How many cases it prevents depends on how many women decide to use it. But
even if just a quarter of the 289,000 newly eligible women decide to take the pill, it
could prevent 2,000 of them from being diagnosed with the disease, NHS England
said.

Post-menopausal women who have either seen relatives develop breast cancer at a
younger age or several relatives develop it will be able to access the treatment. The
NHS says that in the first instance they should visit their GP, who may refer them to
a breast cancer or family history clinic.

Anastrozole is known as an aromatase inhibitor. It works by reducing the amount of


the hormone oestrogen that a woman’s body makes by blocking the enzyme
aromatase.

NHS England is able to offer the drug because the Medicines and Healthcare
products Regulatory Agency has licensed it to be used as a preventative medicine.
“Allowing more women to live healthier lives, free of breast cancer, is truly
remarkable, and we hope that licensing anastrozole for a new use today represents
the first step to ensuring this risk-reducing option can be accessed by all who could
benefit from it,” said Pritchard.

Experts in the disease hope the drug’s availability will prompt at-risk women to take
it. “The extension of anastrozole’s licence to cover it being used as a risk-reducing
treatment is a major step forward that will enable more eligible women with a
significant family history of breast cancer to reduce their chances of developing the
disease,” said Baroness Delyth Morgan, chief executive of the charity Breast Cancer
Now.

Dr David Crosby, head of prevention and early detection at Cancer Research UK,
said: “Approaches to help prevent breast cancer at high risk are badly needed, so
this is a welcome announcement.

“We carried out some of the key work on developing these kinds of drugs, known as
aromatose inhibitors, and 10 years ago our clinical trial showed that anastrozole
could halve the risk of some women developing breast cancer, with minimal side-
effects.”

Anastrozole is the first product of the pioneering Medicines Repurposing


Programme, under which a consortium of key health bodies are examining the
potential of existing drugs to be used for different purposes.

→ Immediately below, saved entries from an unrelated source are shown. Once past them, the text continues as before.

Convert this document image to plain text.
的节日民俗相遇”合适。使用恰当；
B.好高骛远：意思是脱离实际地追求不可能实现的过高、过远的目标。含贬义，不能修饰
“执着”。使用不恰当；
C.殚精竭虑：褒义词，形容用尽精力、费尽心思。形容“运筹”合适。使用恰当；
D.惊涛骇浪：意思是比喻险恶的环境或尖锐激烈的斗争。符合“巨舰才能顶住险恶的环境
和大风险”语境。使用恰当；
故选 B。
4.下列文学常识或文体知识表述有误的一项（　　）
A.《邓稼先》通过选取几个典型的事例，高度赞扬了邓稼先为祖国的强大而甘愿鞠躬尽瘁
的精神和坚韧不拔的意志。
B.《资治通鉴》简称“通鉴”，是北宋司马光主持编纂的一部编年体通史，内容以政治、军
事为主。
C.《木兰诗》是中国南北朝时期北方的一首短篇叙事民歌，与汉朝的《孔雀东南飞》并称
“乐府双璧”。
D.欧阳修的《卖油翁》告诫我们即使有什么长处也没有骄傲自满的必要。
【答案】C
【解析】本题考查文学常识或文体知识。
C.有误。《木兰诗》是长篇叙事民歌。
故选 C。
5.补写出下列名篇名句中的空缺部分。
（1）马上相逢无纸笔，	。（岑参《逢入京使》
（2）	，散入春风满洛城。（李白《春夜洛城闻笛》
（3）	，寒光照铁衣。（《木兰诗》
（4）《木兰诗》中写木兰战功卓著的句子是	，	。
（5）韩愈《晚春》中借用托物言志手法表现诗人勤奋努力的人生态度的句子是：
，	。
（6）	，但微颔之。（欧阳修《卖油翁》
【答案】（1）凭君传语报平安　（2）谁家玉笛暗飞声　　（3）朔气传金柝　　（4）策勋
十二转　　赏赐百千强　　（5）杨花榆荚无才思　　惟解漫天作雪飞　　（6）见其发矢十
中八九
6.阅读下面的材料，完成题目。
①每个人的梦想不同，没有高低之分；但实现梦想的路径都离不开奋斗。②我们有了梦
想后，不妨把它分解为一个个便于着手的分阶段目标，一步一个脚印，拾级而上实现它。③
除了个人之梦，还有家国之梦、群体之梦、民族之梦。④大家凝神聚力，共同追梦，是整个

When that approach was adopted during the pandemic, it led to tocilizumab, an
arthritis drug, and dexamethasone, a steroid, being deployed as treatments for
Covid-19.

Meanwhile, women with vaginal bleeding who may have womb cancer could in
future be spared having a potentially painful surgical biopsy thanks to a new test
developed by a leading expert in women’s cancer.

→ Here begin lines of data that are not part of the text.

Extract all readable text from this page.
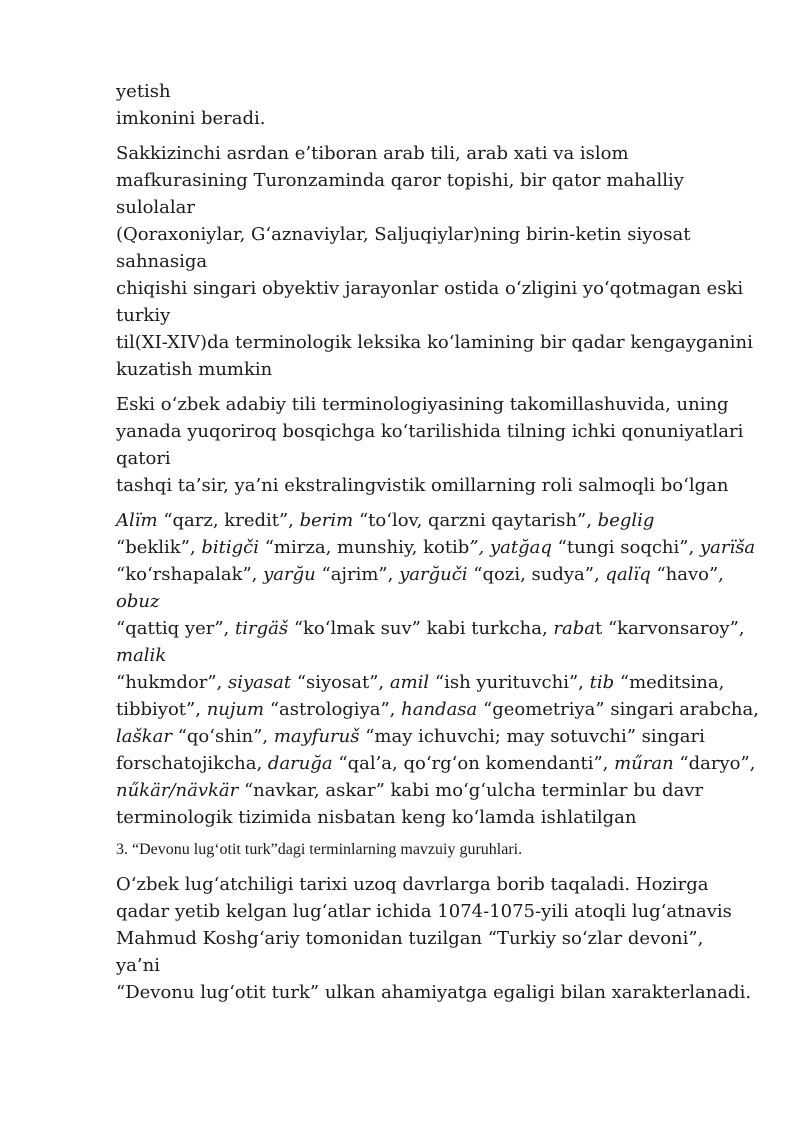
yetish
imkonini beradi.

Sakkizinchi asrdan e’tiboran arab tili, arab xati va islom
mafkurasining Turonzaminda qaror topishi, bir qator mahalliy
sulolalar
(Qoraxoniylar, G‘aznaviylar, Saljuqiylar)ning birin-ketin siyosat
sahnasiga
chiqishi singari obyektiv jarayonlar ostida o‘zligini yo‘qotmagan eski
turkiy
til(XI-XIV)da terminologik leksika ko‘lamining bir qadar kengayganini
kuzatish mumkin

Eski o‘zbek adabiy tili terminologiyasining takomillashuvida, uning
yanada yuqoriroq bosqichga ko‘tarilishida tilning ichki qonuniyatlari
qatori
tashqi ta’sir, ya’ni ekstralingvistik omillarning roli salmoqli bo‘lgan

Alïm “qarz, kredit”, berim “to‘lov, qarzni qaytarish”, beglig
“beklik”, bitigči “mirza, munshiy, kotib”, yatğaq “tungi soqchi”, yarïša
“ko‘rshapalak”, yarğu “ajrim”, yarğuči “qozi, sudya”, qalïq “havo”,
obuz
“qattiq yer”, tirgäš “ko‘lmak suv” kabi turkcha, rabat “karvonsaroy”,
malik
“hukmdor”, siyasat “siyosat”, amil “ish yurituvchi”, tib “meditsina,
tibbiyot”, nujum “astrologiya”, handasa “geometriya” singari arabcha,
laškar “qo‘shin”, mayfuruš “may ichuvchi; may sotuvchi” singari
forschatojikcha, daruğa “qal’a, qo‘rg‘on komendanti”, műran “daryo”,
nűkär/nävkär “navkar, askar” kabi mo‘g‘ulcha terminlar bu davr
terminologik tizimida nisbatan keng ko‘lamda ishlatilgan

3. “Devonu lug‘otit turk”dagi terminlarning mavzuiy guruhlari.

O‘zbek lug‘atchiligi tarixi uzoq davrlarga borib taqaladi. Hozirga
qadar yetib kelgan lug‘atlar ichida 1074-1075-yili atoqli lug‘atnavis
Mahmud Koshg‘ariy tomonidan tuzilgan “Turkiy so‘zlar devoni”,
ya’ni
“Devonu lug‘otit turk” ulkan ahamiyatga egaligi bilan xarakterlanadi.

The WID-qEC test, developed by Prof Martin Widschwendter of University College


London, is more accurate than imaging at ruling out womb cancer. It could save
90% of women who are undergoing or have just been through the menopause from
having a biopsy to diagnose the disease or rule it out, according to the results of
research co-funded by the charity Eve Appeal and published in the Lancet Oncology.
The test will be commercially available in Austria and Switzerland from early 2024
and could become available in the UK soon afterwards, said Widschwendter.

Athena Lamnisos, the Eve Appeal’s chief executive, said many women who have a
hysterectomy and biopsy when they are investigated for abnormal bleeding find it
“extremely painful” and then face an “agonising” wait to get the result.

“Saving thousands of women from needing to go through the pain of tests and
speeding up the wait before cancer being ruled out or diagnosed and starting
treatment is very welcome progress,” she added.